Incidentally, Friday afternoon in my southern politics seminar I brought up another Gladwell theme by talking briefly about Tom Schelling’s work on how patterns of segregation spontaneously emerge from individual actions that aren’t strongly discriminatory on their face.
Why is it every time there’s a new Osama tape I think of Hari Seldon? Well, except for the “accurate predictions about the future” bit…
I’ve made it to Marianna, Florida, which means I’m most of the way between mom’s and dad’s on the Great Holiday Roadtrip. So far, except for getting caught in rush hour traffic south of Birmingham, it’s been a pretty uneventful journey.
Most of the Alabama portion of the journey was accompanied by Steve Martin’s Shopgirl on four unabridged audio CDs, a recommendation from my dinner companion a few nights ago, which I purchased at the Barnes & Noble in Hoover. Not having seen the movie yet, I am curious how well it makes the transition to the big screen, as Martin uses very little dialogue in the original novella. Thematically, it may be something of a companion piece to Martin’s 1991 L.A. Story, although that film was much more broadly comedic than Shopgirl—which, at least in book form, is more poignant and melancholy than laugh-out-loud funny.
As should be pretty obvious by now, I’ve conceded the Fifty Book Challenge.
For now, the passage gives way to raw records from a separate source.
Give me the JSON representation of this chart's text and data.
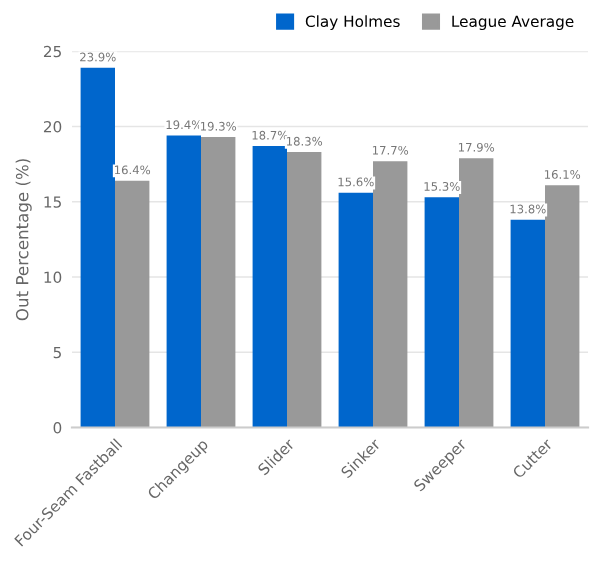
{
  "chart_data": {
    "type": "bar",
    "ylabel": "Out Percentage (%)",
    "categories": [
      "Four-Seam Fastball",
      "Changeup",
      "Slider",
      "Sinker",
      "Sweeper",
      "Cutter"
    ],
    "series": [
      {
        "name": "Clay Holmes",
        "color": "#0066cc",
        "values": [
          23.9,
          19.4,
          18.7,
          15.6,
          15.3,
          13.8
        ],
        "value_labels": [
          "23.9%",
          "19.4%",
          "18.7%",
          "15.6%",
          "15.3%",
          "13.8%"
        ]
      },
      {
        "name": "League Average",
        "color": "#999999",
        "values": [
          16.4,
          19.3,
          18.3,
          17.7,
          17.9,
          16.1
        ],
        "value_labels": [
          "16.4%",
          "19.3%",
          "18.3%",
          "17.7%",
          "17.9%",
          "16.1%"
        ]
      }
    ],
    "ylim": [
      0,
      25
    ],
    "yticks": [
      0,
      5,
      10,
      15,
      20,
      25
    ],
    "grid": "y",
    "legend": "top right"
  }
}
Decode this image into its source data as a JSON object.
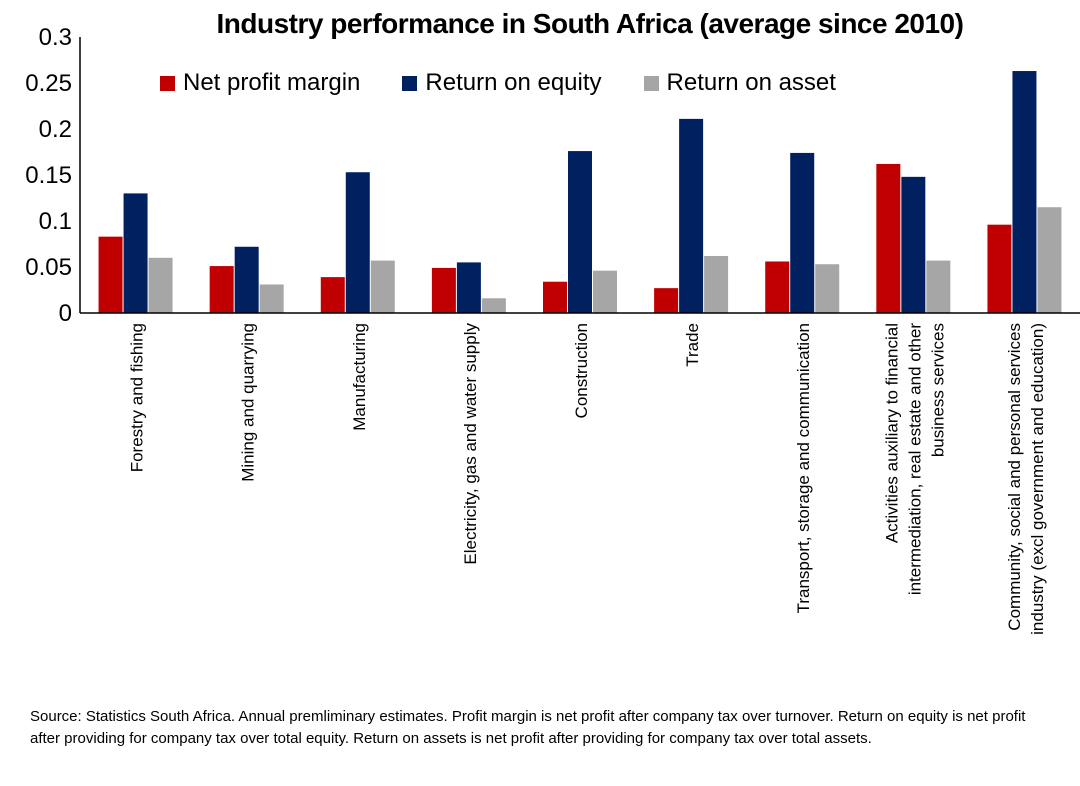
{
  "chart_data": {
    "type": "bar",
    "title": "Industry performance in South Africa (average since 2010)",
    "categories": [
      "Forestry and fishing",
      "Mining and quarrying",
      "Manufacturing",
      "Electricity, gas and water supply",
      "Construction",
      "Trade",
      "Transport, storage and communication",
      "Activities auxiliary to financial intermediation, real estate and other business services",
      "Community, social and personal services industry (excl  government and education)"
    ],
    "category_lines": [
      [
        "Forestry and fishing"
      ],
      [
        "Mining and quarrying"
      ],
      [
        "Manufacturing"
      ],
      [
        "Electricity, gas and water supply"
      ],
      [
        "Construction"
      ],
      [
        "Trade"
      ],
      [
        "Transport, storage and communication"
      ],
      [
        "Activities auxiliary to financial",
        "intermediation, real estate and other",
        "business services"
      ],
      [
        "Community, social and personal services",
        "industry (excl  government and education)"
      ]
    ],
    "series": [
      {
        "name": "Net profit margin",
        "color": "#c00000",
        "values": [
          0.083,
          0.051,
          0.039,
          0.049,
          0.034,
          0.027,
          0.056,
          0.162,
          0.096
        ]
      },
      {
        "name": "Return on equity",
        "color": "#002060",
        "values": [
          0.13,
          0.072,
          0.153,
          0.055,
          0.176,
          0.211,
          0.174,
          0.148,
          0.263
        ]
      },
      {
        "name": "Return on asset",
        "color": "#a6a6a6",
        "values": [
          0.06,
          0.031,
          0.057,
          0.016,
          0.046,
          0.062,
          0.053,
          0.057,
          0.115
        ]
      }
    ],
    "ylim": [
      0,
      0.3
    ],
    "yticks": [
      "0",
      "0.05",
      "0.1",
      "0.15",
      "0.2",
      "0.25",
      "0.3"
    ],
    "xlabel": "",
    "ylabel": "",
    "grid": false,
    "legend_position": "top"
  },
  "source_note": "Source: Statistics South Africa. Annual premliminary estimates. Profit margin is net profit after company tax over turnover. Return on equity is net profit after providing for company tax over total equity. Return on assets is net profit after providing for company tax over total assets."
}
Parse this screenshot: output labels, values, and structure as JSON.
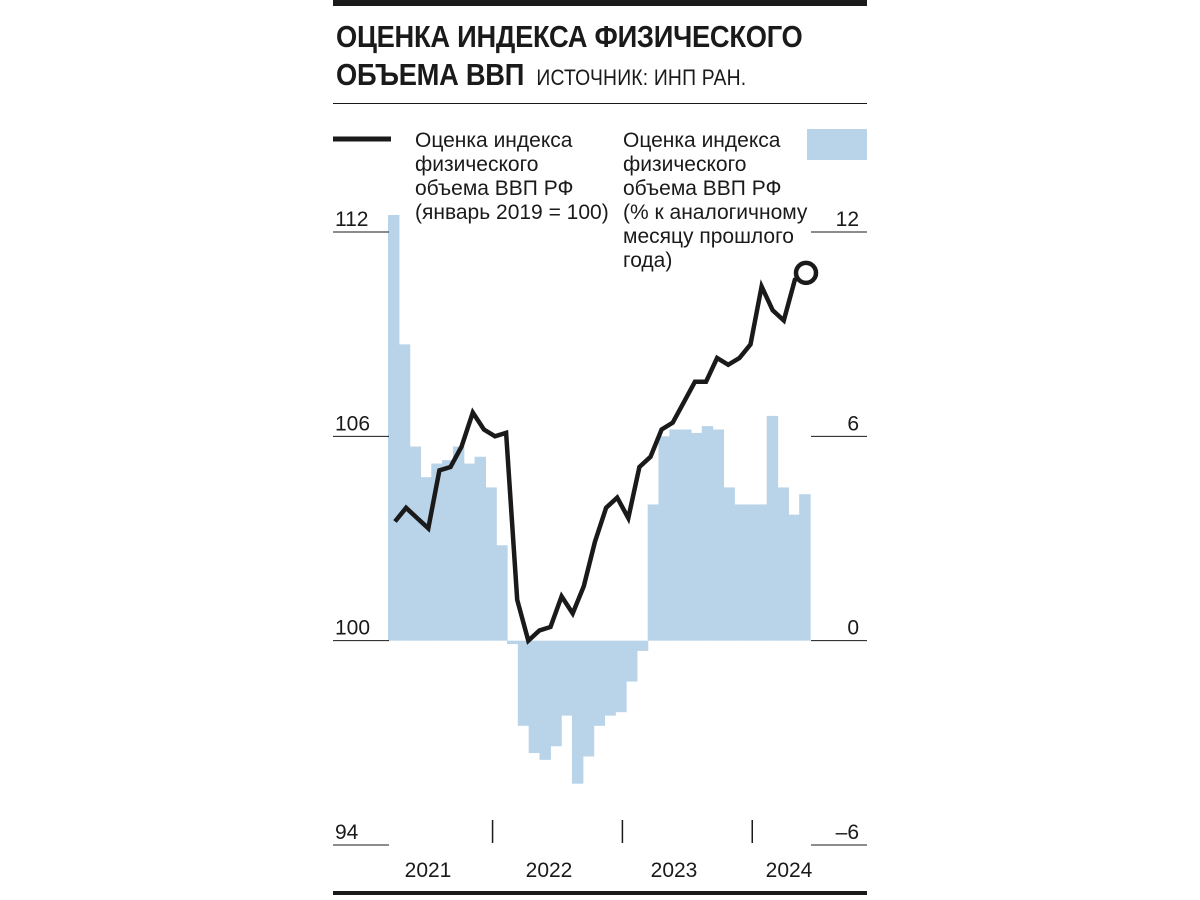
{
  "header": {
    "title_line1": "Оценка индекса физического",
    "title_line2": "объема ВВП",
    "source": "Источник: ИНП РАН."
  },
  "legend": {
    "line_label": [
      "Оценка индекса",
      "физического",
      "объема ВВП РФ",
      "(январь 2019 = 100)"
    ],
    "bar_label": [
      "Оценка индекса",
      "физического",
      "объема ВВП РФ",
      "(% к аналогичному",
      "месяцу прошлого",
      "года)"
    ]
  },
  "colors": {
    "line": "#1a1a1a",
    "bars": "#b9d3e8",
    "text": "#1a1a1a"
  },
  "chart_data": {
    "type": "line+bar",
    "x_labels": [
      "2021",
      "2022",
      "2023",
      "2024"
    ],
    "left_axis": {
      "ticks": [
        "112",
        "106",
        "100",
        "94"
      ],
      "ylim": [
        94,
        112
      ]
    },
    "right_axis": {
      "ticks": [
        "12",
        "6",
        "0",
        "–6"
      ],
      "ylim": [
        -6,
        12
      ]
    },
    "series": [
      {
        "kind": "bar",
        "axis": "right",
        "values": [
          12.5,
          8.7,
          5.7,
          4.8,
          5.2,
          5.3,
          5.7,
          5.2,
          5.4,
          4.5,
          2.8,
          -0.1,
          -2.5,
          -3.3,
          -3.5,
          -3.1,
          -2.2,
          -4.2,
          -3.4,
          -2.5,
          -2.2,
          -2.1,
          -1.2,
          -0.3,
          4.0,
          6.0,
          6.2,
          6.2,
          6.1,
          6.3,
          6.2,
          4.5,
          4.0,
          4.0,
          4.0,
          6.6,
          4.5,
          3.7,
          4.3
        ]
      },
      {
        "kind": "line",
        "axis": "left",
        "values": [
          103.5,
          103.9,
          103.6,
          103.3,
          105.0,
          105.1,
          105.7,
          106.7,
          106.2,
          106.0,
          106.1,
          101.2,
          100.0,
          100.3,
          100.4,
          101.3,
          100.8,
          101.6,
          102.9,
          103.9,
          104.2,
          103.6,
          105.1,
          105.4,
          106.2,
          106.4,
          107.0,
          107.6,
          107.6,
          108.3,
          108.1,
          108.3,
          108.7,
          110.4,
          109.7,
          109.4,
          110.6,
          110.8
        ]
      }
    ]
  }
}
I did get ten pages of Tim Harford’s The Undercover Economist read while waiting for my car’s oil to be changed today in Collierville, but the ruthless efficiency of Mathis Tire and Auto (in and out in less than 20 minutes, including a tire rotation, for $17.50 or so) precluded any further reading. Except for the stuff I’m being paid to read, it may be a while before I get back in the reading groove.
Virginia Postrel believes she lacks sufficient buzz to sell books. My remedy: ask you to buy a copy of The Substance of Style; I never got around to reviewing TSOS, but will say—for the record—it is very good, as is her earlier book The Future and its Enemies.
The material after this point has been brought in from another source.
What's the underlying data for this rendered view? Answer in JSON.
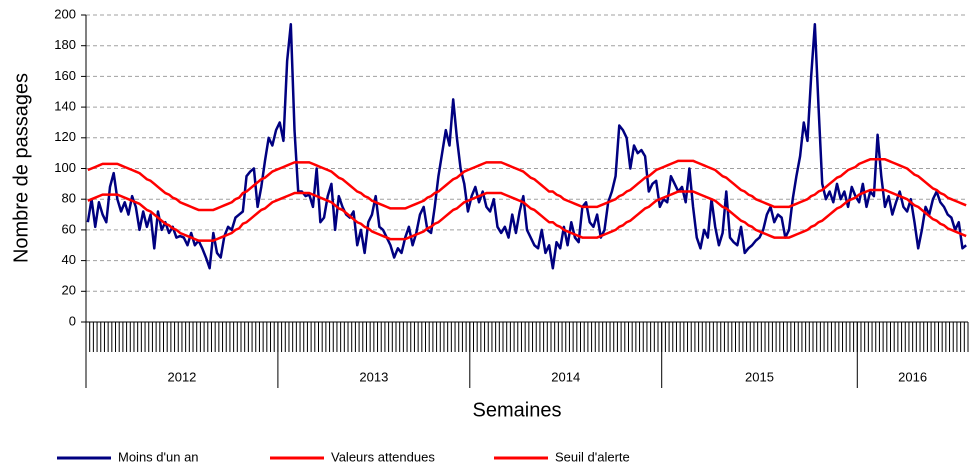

Your purchase probably won’t bring her back as editor of Reason, but it’s a worthy cause nonetheless.
The only place I ever seem to get any reading done (beyond that essential for my scholarship and teaching) is on airplanes, so I finally read Franklin Foer’s How Soccer Explains the World: An Unlikely Theory of Globalization on my last interview junket—actually, I had it read by the time I got to the Frozen Tundra; I had to settle for finishing my Economist backlog on the way back.
It’s an enjoyable enough read, and Foer has a good, clear narrative style. My major quibble: I’m not sure soccer “explains” much of anything in the book; at best, it’s an indicator or reflection of the phenomena that Foer discusses.
It looks like Clayton Cramer has gotten himself a book advance. Anyone care to speculate on a title for this magnum opus? (Bonus points if you can work in more than one of Cramer’s obsessions.)